Fact-checkers have long warned about the prevalence of fake stimulus check offers on social media, but the scale and sophistication of the campaigns uncovered by TTP mark a significant escalation. The report calls for stronger action from Meta to address these violations, including more proactive monitoring of political ads and faster response times to disable fraudulent accounts. It also underscores the need for greater public awareness about online scams, particularly those that exploit trust in government programs or political figures. As AI technology continues to advance, the potential for misuse in fraudulent schemes is likely to grow, making it imperative for platforms like Meta to stay ahead of these evolving threats.
The TTP report serves as a wake-up call for both social media platforms and regulators. While Meta has taken steps to remove fraudulent ads and disable offending accounts, the fact that scammers can spend millions of dollars and reach thousands of users before being stopped suggests that current safeguards are inadequate. The report also highlights the broader societal impact of these scams, particularly on older adults who may lose significant sums of money to fraudsters. As the FTC’s data shows, the financial and emotional toll of these scams can be devastating, with victims often losing their life savings to schemes that exploit their trust.

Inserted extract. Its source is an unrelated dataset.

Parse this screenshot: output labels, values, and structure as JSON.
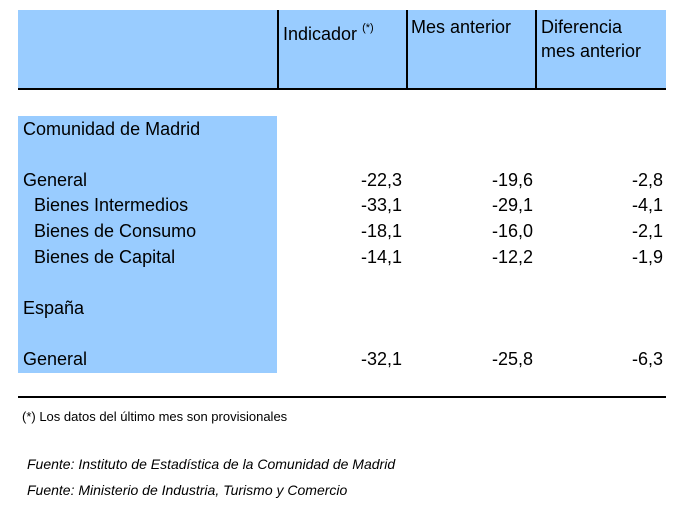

To address this growing problem, experts suggest a multi-faceted approach. Platforms like Meta must invest in more robust AI-driven detection systems to identify and remove fraudulent ads before they reach large audiences. Additionally, regulators could impose stricter penalties for platforms that fail to adequately police scam activity. Public education campaigns are also critical to help users, especially seniors, recognize and avoid fraudulent offers. By combining technological innovation, regulatory oversight, and user education, it may be possible to curb the rise of AI-driven scams on social media.
In conclusion, the TTP’s findings reveal a sophisticated and alarming trend in online fraud, with scammers using deepfake technology and political ads to exploit vulnerable populations on Meta’s platforms. The $49 million spent by 63 scam advertisers underscores the scale of the problem, while the continued activity of nearly half of these advertisers highlights the challenges in enforcing platform policies. As AI technology continues to evolve, so too must the strategies to combat its misuse. For now, the burden remains on platforms like Meta to strengthen their defenses and protect users from the growing threat of digital scams.